Sometimes, phishing emails are heard to tell apart from genuine companies' emails.
"They 'spoof' is the word that we use - it looks very real, very much like an American Express email or an AOL email," says Leonard Gordon, the director of the Northeast Federal Office of the FTC. "And they ask for sensitive information - your bank account information, your credit card information and once they get it, they run with it."
Gordon says even those who do their banking with old-fashioned paper receipts have to protect themselves from people "phishing" through the trash.
"Shred, shred, shred. When you get your credit card statement, check it to make sure there aren't any unauthorized charges to correct, then shred it," says Gordon. "If you don't have a shredder, tear it up and throw it out with the smelliest, worst garbage that you can get out of your fridge."
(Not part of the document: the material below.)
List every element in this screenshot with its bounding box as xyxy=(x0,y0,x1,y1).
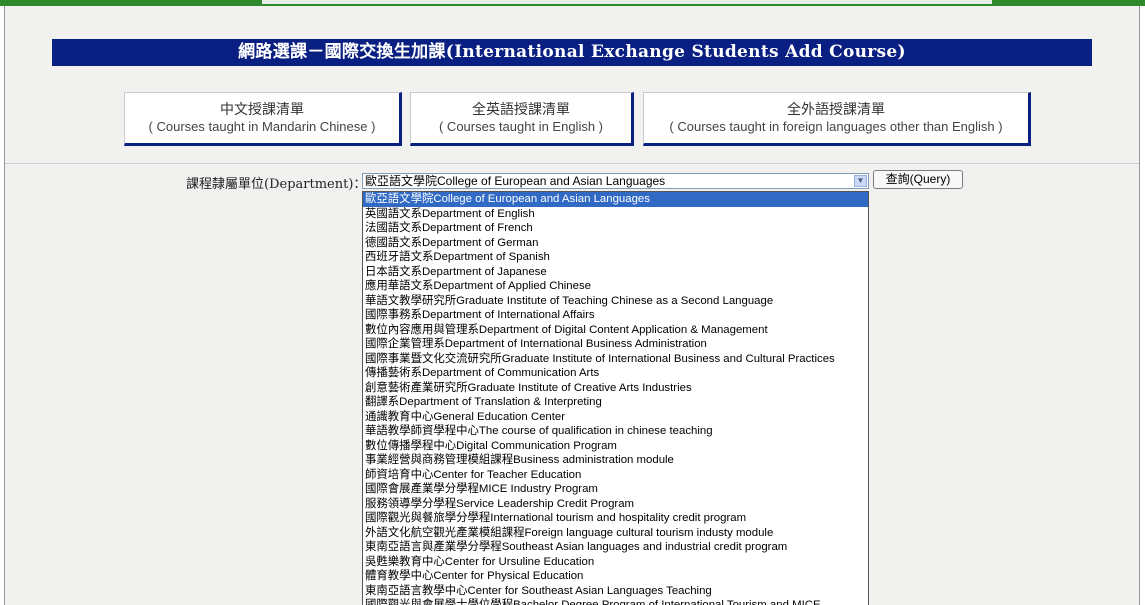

He also advises consumers to be diligent about checking their credit report, which is available for free once a year. He says a few hours spent combing the reports is far better than the amount of time it takes to correct a subsequent problem.
"You have to do everything in writing, you have to send certified letters to your credit card companies," says Gordon. "It takes about 50 hours of your time and can cost upwards of $500 in fees, copies, lost work time, travel time, all kinds of incidental expenses.
In order to help identity theft victims navigate the process, the FTC has linked various forms and sample letters to their website, at ftc.gov/idtheft.